The city’s health authority has also asked government and private hospitals to suspend “all elective therapeutic surgeries that require deep sedation or general anaesthesia”, according to a circular published on Wednesday.

The order comes into effect from midnight on Thursday until Feb 19 and could be extended.

The UAE is battling a surge in infections as tourists escaped lockdowns across Europe for the country’s sunny weather and beaches during the winter.

A travel corridor with Britain had also brought in scores of holidaymakers, but this was shut as cases spiked.

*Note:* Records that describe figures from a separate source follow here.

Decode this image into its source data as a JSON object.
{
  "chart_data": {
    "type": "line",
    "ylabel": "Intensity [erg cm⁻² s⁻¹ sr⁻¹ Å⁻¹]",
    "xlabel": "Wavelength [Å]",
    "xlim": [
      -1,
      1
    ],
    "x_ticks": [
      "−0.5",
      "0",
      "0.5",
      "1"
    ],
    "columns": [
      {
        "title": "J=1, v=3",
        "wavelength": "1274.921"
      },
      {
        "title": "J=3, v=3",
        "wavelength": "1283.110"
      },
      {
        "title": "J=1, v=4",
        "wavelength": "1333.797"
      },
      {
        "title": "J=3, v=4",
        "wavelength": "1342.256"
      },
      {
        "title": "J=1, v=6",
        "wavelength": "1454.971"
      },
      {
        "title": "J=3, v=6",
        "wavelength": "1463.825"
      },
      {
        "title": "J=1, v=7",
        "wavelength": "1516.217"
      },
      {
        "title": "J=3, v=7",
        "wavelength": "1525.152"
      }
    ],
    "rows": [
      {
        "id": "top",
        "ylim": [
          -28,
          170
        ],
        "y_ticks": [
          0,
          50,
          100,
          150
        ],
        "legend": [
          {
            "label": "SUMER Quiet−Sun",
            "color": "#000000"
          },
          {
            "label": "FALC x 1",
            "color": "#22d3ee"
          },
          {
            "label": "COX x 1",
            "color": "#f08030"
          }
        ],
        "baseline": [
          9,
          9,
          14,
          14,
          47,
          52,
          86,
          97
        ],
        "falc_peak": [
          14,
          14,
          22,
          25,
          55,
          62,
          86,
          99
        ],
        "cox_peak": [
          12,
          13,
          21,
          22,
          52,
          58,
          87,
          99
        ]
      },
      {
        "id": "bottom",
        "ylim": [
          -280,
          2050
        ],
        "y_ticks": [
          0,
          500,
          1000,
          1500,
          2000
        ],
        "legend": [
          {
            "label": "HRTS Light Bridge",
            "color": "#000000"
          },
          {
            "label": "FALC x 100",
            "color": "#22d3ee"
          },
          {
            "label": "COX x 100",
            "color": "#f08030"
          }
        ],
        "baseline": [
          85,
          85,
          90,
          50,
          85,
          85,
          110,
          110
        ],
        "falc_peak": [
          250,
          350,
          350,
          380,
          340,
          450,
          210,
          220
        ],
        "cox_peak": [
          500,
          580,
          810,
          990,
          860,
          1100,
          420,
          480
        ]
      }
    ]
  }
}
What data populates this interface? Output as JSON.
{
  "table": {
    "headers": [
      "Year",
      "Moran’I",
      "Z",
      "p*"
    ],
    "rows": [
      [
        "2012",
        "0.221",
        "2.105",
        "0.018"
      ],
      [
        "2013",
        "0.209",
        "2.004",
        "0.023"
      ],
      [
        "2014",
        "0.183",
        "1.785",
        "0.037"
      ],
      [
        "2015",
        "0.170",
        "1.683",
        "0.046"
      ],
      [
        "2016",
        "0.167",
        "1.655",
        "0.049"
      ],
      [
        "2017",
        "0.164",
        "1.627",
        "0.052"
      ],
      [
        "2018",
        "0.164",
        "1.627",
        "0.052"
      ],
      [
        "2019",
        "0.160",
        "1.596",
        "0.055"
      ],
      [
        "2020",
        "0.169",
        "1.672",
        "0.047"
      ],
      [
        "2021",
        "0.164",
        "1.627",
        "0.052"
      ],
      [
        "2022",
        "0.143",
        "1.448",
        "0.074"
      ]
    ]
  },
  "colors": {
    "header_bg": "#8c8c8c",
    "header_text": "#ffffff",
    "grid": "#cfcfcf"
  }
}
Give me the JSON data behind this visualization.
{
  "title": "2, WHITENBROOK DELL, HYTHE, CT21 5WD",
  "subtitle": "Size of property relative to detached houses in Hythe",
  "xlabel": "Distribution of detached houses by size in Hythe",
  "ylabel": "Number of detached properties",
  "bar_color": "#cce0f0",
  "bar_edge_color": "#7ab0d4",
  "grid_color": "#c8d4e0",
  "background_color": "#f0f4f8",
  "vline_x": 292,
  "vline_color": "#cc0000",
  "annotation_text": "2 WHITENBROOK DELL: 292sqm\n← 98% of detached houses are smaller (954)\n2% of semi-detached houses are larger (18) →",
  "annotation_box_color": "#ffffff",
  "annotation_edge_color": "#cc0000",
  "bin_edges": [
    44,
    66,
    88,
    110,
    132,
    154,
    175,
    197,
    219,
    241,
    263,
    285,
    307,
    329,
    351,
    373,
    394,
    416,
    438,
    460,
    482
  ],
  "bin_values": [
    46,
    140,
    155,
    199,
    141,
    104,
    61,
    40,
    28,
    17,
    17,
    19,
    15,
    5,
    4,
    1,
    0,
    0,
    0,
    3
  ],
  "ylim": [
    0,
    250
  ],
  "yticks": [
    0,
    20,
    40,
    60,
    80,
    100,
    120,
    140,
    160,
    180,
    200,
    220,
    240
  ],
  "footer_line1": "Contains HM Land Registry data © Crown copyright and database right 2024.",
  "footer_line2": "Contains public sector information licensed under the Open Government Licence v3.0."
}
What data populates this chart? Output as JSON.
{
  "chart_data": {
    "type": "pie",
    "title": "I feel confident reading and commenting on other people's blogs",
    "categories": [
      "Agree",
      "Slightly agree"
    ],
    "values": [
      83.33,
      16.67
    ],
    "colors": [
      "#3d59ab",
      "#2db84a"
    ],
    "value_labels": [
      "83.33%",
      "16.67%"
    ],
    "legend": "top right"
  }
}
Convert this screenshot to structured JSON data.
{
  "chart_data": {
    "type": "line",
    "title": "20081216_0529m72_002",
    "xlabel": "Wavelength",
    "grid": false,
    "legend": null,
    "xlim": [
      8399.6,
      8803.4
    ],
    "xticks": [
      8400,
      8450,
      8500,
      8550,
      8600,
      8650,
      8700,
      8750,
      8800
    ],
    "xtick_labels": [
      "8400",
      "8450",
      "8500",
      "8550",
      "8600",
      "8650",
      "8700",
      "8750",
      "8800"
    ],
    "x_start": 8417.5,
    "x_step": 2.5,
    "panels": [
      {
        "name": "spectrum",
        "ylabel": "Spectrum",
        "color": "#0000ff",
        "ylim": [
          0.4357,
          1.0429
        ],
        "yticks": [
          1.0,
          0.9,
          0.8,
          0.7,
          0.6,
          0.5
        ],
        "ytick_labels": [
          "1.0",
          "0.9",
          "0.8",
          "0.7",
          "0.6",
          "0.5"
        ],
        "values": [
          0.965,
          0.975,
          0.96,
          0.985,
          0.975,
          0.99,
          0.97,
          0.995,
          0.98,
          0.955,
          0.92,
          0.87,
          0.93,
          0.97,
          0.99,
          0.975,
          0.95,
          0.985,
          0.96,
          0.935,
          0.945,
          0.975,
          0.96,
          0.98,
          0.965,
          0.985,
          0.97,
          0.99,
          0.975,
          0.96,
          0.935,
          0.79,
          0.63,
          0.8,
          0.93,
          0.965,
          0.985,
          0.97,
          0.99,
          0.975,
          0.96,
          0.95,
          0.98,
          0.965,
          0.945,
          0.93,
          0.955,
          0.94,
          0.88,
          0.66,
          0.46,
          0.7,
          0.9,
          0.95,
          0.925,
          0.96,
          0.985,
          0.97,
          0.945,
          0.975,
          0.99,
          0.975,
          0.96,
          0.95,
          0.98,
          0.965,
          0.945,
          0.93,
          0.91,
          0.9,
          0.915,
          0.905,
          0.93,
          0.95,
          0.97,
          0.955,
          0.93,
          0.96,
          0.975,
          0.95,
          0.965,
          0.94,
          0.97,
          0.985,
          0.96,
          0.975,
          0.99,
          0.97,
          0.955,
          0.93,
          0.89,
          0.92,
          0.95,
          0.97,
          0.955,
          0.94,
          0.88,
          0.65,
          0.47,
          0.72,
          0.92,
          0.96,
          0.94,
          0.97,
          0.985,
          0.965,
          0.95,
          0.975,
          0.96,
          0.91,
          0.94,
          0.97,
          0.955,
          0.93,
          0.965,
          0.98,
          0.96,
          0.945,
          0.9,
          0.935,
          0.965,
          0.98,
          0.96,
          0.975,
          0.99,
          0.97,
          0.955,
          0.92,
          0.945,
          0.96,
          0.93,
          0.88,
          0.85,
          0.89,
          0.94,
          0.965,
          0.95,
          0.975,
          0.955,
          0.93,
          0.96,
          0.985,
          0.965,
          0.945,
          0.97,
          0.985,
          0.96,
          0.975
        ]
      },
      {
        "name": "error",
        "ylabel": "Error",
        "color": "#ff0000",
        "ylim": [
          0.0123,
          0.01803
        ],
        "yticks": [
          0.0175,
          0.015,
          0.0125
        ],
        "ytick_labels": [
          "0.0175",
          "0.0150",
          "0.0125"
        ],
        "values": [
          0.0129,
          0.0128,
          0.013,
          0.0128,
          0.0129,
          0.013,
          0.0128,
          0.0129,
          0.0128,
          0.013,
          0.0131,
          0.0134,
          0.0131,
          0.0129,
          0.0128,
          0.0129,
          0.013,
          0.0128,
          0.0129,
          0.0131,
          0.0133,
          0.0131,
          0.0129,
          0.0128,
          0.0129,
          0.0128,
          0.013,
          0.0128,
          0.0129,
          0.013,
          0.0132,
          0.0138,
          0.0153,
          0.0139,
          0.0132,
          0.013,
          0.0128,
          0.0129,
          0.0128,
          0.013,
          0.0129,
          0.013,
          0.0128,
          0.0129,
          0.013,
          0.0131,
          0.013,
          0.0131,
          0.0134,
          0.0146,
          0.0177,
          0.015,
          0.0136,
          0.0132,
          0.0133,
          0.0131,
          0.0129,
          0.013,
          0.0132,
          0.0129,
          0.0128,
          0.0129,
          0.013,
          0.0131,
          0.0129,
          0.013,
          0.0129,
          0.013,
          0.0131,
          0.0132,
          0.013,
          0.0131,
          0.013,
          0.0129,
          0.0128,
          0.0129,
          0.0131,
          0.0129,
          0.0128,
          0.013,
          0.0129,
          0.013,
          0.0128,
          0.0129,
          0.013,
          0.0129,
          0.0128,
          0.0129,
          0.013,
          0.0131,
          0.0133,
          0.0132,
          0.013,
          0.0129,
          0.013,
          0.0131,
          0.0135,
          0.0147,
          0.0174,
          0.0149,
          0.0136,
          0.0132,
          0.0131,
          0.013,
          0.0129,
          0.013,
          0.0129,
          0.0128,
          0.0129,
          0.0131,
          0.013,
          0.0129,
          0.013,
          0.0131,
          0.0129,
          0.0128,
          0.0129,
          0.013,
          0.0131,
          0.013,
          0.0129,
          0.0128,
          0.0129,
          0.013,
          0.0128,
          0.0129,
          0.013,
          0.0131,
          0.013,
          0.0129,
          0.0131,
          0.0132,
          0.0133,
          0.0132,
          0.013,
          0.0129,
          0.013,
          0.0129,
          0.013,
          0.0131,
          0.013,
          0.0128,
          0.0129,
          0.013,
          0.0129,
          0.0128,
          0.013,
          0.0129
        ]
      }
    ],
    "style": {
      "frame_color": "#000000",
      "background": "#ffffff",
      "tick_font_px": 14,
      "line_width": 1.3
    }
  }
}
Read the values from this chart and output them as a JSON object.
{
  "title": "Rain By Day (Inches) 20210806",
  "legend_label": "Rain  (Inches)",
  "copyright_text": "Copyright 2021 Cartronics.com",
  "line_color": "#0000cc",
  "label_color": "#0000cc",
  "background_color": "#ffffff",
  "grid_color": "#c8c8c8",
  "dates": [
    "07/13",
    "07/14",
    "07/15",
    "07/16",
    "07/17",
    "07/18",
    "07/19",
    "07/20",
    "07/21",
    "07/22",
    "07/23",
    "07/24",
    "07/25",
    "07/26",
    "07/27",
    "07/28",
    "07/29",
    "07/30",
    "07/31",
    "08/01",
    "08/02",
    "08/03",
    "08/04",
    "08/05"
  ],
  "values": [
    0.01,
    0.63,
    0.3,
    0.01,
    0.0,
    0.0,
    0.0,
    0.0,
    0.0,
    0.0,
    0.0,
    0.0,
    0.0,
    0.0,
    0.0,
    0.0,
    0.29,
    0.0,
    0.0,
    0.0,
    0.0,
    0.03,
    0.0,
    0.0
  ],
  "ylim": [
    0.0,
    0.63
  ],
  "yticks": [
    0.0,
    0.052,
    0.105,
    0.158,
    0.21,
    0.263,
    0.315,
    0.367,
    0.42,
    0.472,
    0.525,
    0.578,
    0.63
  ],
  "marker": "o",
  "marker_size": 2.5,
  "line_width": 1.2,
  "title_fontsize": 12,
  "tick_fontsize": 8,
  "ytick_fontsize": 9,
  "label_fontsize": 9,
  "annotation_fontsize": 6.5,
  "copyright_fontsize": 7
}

The UAE, of which Dubai is the second-largest city, has been conducting one of the world’s fastest inoculation programmes, with more than two million vaccine doses administered to a population of about 10 million people.

With almost 24 million tests conducted so far, the UAE has also led the way on testing per capita.

While infections have spiked, deaths remain low in a country made up largely of working age expatriates.

The country has reported about 264,000 infections and 762 deaths so far.

The UAE’s extensive vaccination campaign is especially key to the business hub of Dubai, whose economy relies on travel and tourism.

The emirate is home to more than three million people and aims to vaccinate 70 per cent of its residents by the year-end.

Meanwhile, the UAE aims to cover 50 per cent of its overall population by April.